You want a care meeting. Both you and brother need to be present.
You sound like a really good advocate. You can do this. Hard. But you can.
My mom was in the failure to thrive thing too. I have an idea what you are going through.
Tell your mom you're here to support her in any way you can. That we will 'figure it all out', 'I'm here with you', 'I love you', etc etc.
Reassurance, reassurance, reassurance. And hugs, lot of hugs (if you guys are like that with each other). Reassurance and physical touch.
Are you her legal Medical POA? Introduce yourself that way if you are (if you aren't, it should be ok anyway)
Go to the HEAD nurse and tell her the medical things....she can get it changed in the system.
Then go talk to a Social Worker about your mom's situation. Their job is get people out of the hospital asap. They cannot force her out unless you have a place for her to go IF you are moving out of her home.
You ask her what your options are....
Be calm, KIND, and kept it short....and thank them for 'all that you do'.
Appreciation always helps.
All the best to you and mom!
When I was born the doctor went to the wrong hospital and a nurse delivered me!
Mom's in rehab now and I have to say, they are genuinely interested in doing what they can to help her get well. So they seem to welcome suggestions or questions much more than the hospital did.
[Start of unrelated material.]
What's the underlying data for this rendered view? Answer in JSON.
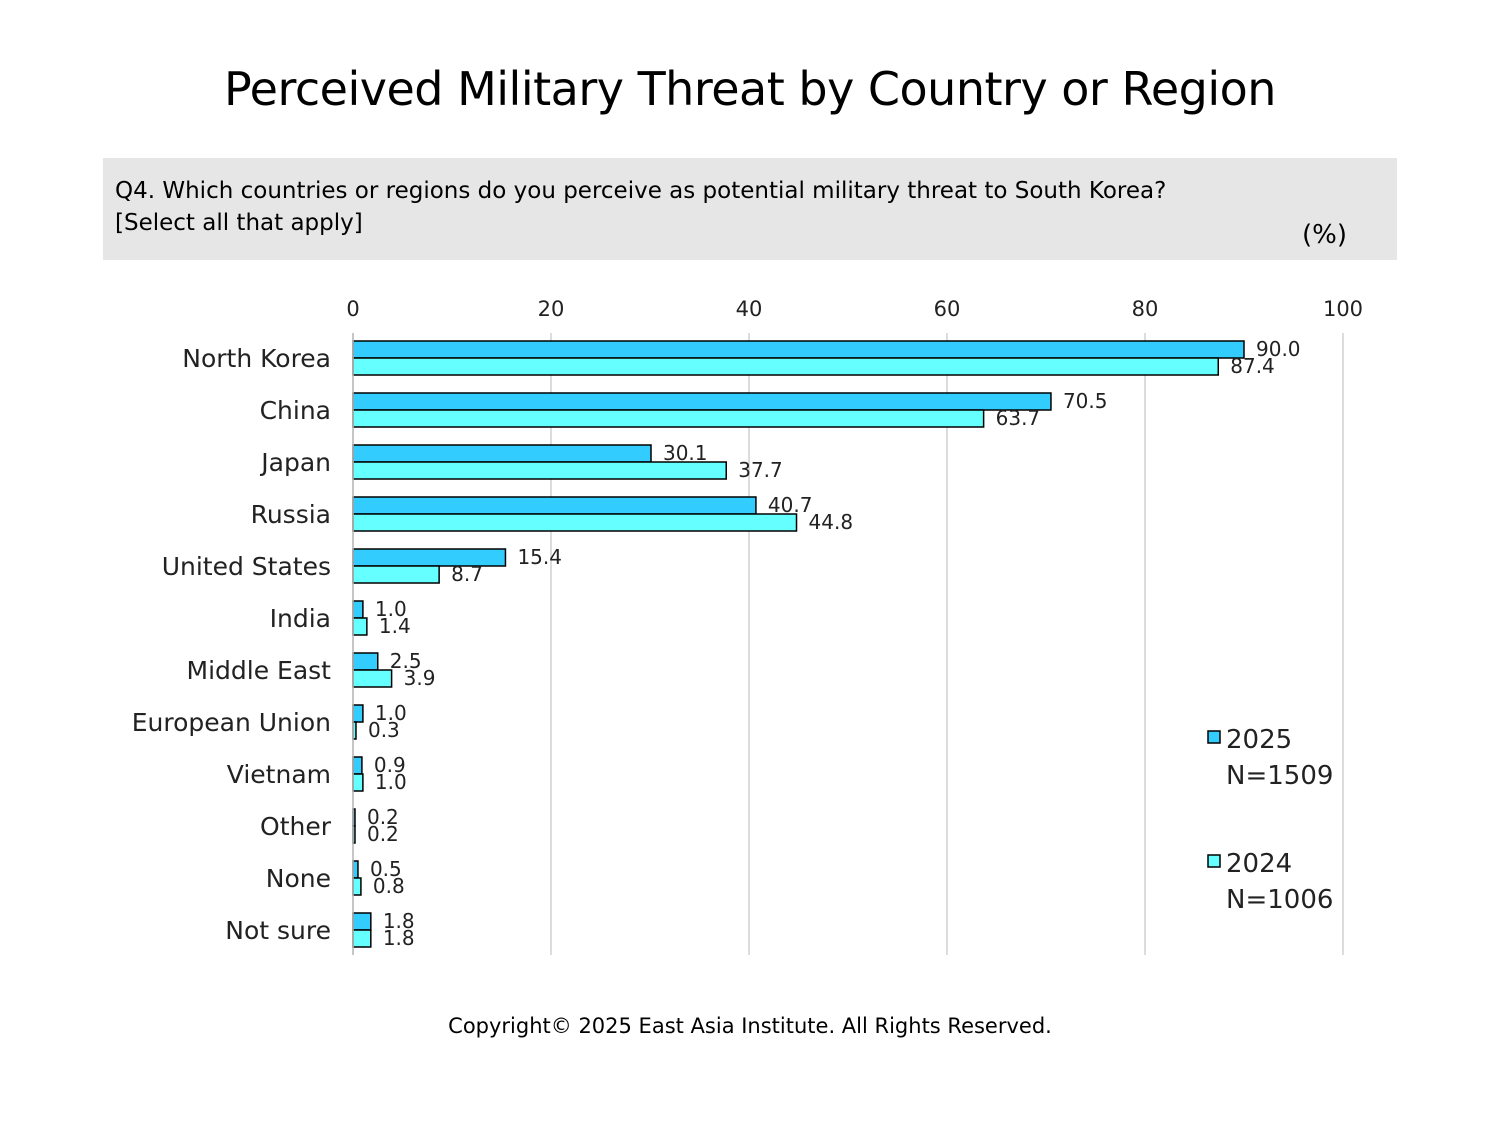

You mentioned memantine and Aricept and that was one of the first things the NP asked me about as my Mom also took both. The NP "had a heart attack" (her words) when she saw Mom's med list and said it was no wonder she was falling. Mom was taking other meds too but the NP suggested stopping the memantine immediately and possibly discontinuing the Aricept at a later date as I told her she had trouble adjusting to both meds. This is the first time in months that my Mom's personality seems to be coming back - yes, she still has major cognitive issues, but she is finally accepting that she can't live on her own anymore and isn't fighting us like she had been.
Like you said, everyone always seems very busy in these facilities and it's not always easy to voice your concerns. But there should be a case manager for your Mom who you can call to either set up a meeting or talk to about the things you are questioning. As others suggested, having a care team meeting is also helpful to meet all the people involved and get your questions answered. Best of luck to you and your Mom - I hope things work out for you both.